The Premier League have confirmed no clubs will face charges over profitability and sustainability regulations for last season.
Reports emerged on Tuesday that three clubs feared being charged by the Premier League.
Clubs with aggregate losses in the last two accounting periods – 2021-22 and 2022-23 – were obliged under league rules to submit 2023-24 accounts to the Premier League by December 31, with any complaints to be issued to clubs by the league within 14 days.
Leicester City were among the clubs considered at risk of a points deduction, but the Foxes have avoided a breach.
The club, however, remain at risk pending the outcome of an ongoing jurisdiction case related to the 2022-23 season.
Leicester had escaped a sanction in September after appealing their PSR decision, arguing that they were not under Premier League jurisdiction after being relegated to the Championship last season.
Leicester City have avoided a points deduction from the Premier League over PSR rules
It presents a massive relief for Jamie Vardy and Co as they bid for survival in the top flight
Ruud van Nistelrooy revealed he had positive talks with the owners over the situation last week
Mail Sport reported last week that the governing body imminently planned to announce whether the Foxes had breached their profitability and sustainability regulations, which permit clubs to lose no more than £105million over a three-year period.
The Premier League have found that the east Midlands club did not breach the rules and subsequently have confirmed they will not be docked points. The £105m figure was lowered for Leicester due to their expenditure in the Championship last season.
Leicester will remain in 19th place on 14 points, sandwiched between Ipswich on 16 and Southampton on six, ahead of what promises to be a scrap for Premier League survival.
‘Issues as to the jurisdiction of the Premier League over Leicester City Football Club in relation to PSR compliance are currently the subject of confidential arbitration proceedings,’ the Premier League stated.
‘Accordingly, neither the league nor the club will make any further comment at this stage about any aspect of the club’s compliance or otherwise with any of the PSR or related rules, save to say that no complaint has been brought against Leicester by the league for any breach of the PSRs for the period ending Season 2023-24.’
When asked about the threat of a points deduction last week, Ruud van Nistelrooy said: ‘The conversations that I’ve had with the hierarchy have been very good conversations. When I took the job I had a lot of questions about these topics.
‘It was very important for me to be able to understand where the club is and where they want to go to, and what my role in that would be.
‘We started working together and so far there has been no sign that anything (I was told) is not right. Things have unfolded completely as it was said at the time. As long as that is the case, we are aligned. I don’t expect that to change.’
Three clubs had reportedly feared being charged with breaches of Premier League rules
Top flight clubs with aggregate losses for the last two seasons submitted their accounts on December 31 (Pictured: Premier League’s chief executive Richard Masters in October 2024)
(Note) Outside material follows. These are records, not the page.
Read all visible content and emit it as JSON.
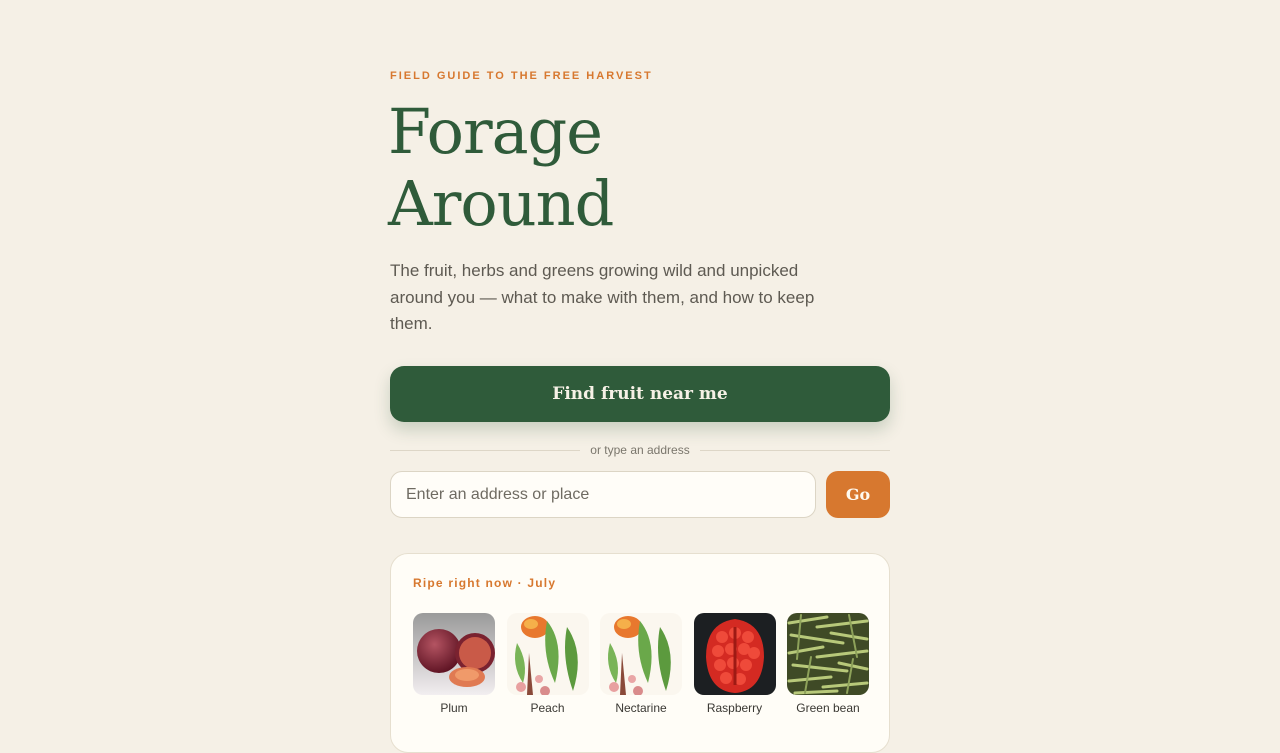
{
  "hero": {
    "eyebrow": "FIELD GUIDE TO THE FREE HARVEST",
    "title_line1": "Forage",
    "title_line2": "Around",
    "lede": "The fruit, herbs and greens growing wild and unpicked around you — what to make with them, and how to keep them."
  },
  "actions": {
    "find_label": "Find fruit near me",
    "divider_text": "or type an address",
    "address_placeholder": "Enter an address or place",
    "address_value": "",
    "go_label": "Go"
  },
  "ripe": {
    "title": "Ripe right now · July",
    "items": [
      {
        "label": "Plum",
        "icon": "plum-image"
      },
      {
        "label": "Peach",
        "icon": "peach-illustration"
      },
      {
        "label": "Nectarine",
        "icon": "nectarine-illustration"
      },
      {
        "label": "Raspberry",
        "icon": "raspberry-image"
      },
      {
        "label": "Green bean",
        "icon": "green-bean-image"
      }
    ]
  },
  "colors": {
    "background": "#f5f0e6",
    "forest_green": "#2f5b3a",
    "orange_accent": "#d7782f",
    "card": "#fffdf7"
  }
}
Leicester, who have lost their last five league games, returned to winning ways with a 6-2 thrashing over Queens Park Rangers in the FA Cup third round on Saturday.
The Foxes will still need to find wins quickly in the Premier League if they are to have any hope of survival, with the first opportunity coming during Wednesday night’s clash against Crystal Palace at the King Power Stadium.
Three clubs had reportedly been under heavy scrutiny during the 14-day review period.
Chelsea have been scrutinised closely, with the Blues having spent over £1billion on player transfers since the 2022 arrival of new owners Todd Boehly and Clearlake Capital.
The club sparked outrage in April last year when the west London club sold a hotel on their Stamford Bridge site to one of their sister companies in a bid to avoid PSR breaches, in a move which is thought to have been well-received by the Premier League.
The regulations permit the sale of ‘fixed tangible assets’ to associated parties, with a vote to close the loophole unsuccessful at the Premier League’s AGM at the end of last season.
Chelsea’s ownership also sold the women’s team to its parent company, BlueCo Midco on June 28, the year-end cut-off point for their 2023-24 accounts.
Everton were among the clubs charged last season, prompting protests from their supporters
The Blues had expressed confidence they would comply with regulations.
Manchester United similarly were confident that they are compliant with the league’s rules despite posting losses of £113.2m for the year ending June 30 2024 in September of last year.
Last January, Everton and Nottingham Forest were charged for a breach of PSR regulations pertaining to their 2022-23 accounts, with the latter club docked four points.
The Toffees were docked two points as the charges were heard going into the end of the 2023-24 season, having previously been docked 10 in November 2023 for a breach of the regulations in their 2021-22 accounts. This was later reduced to six on appeal.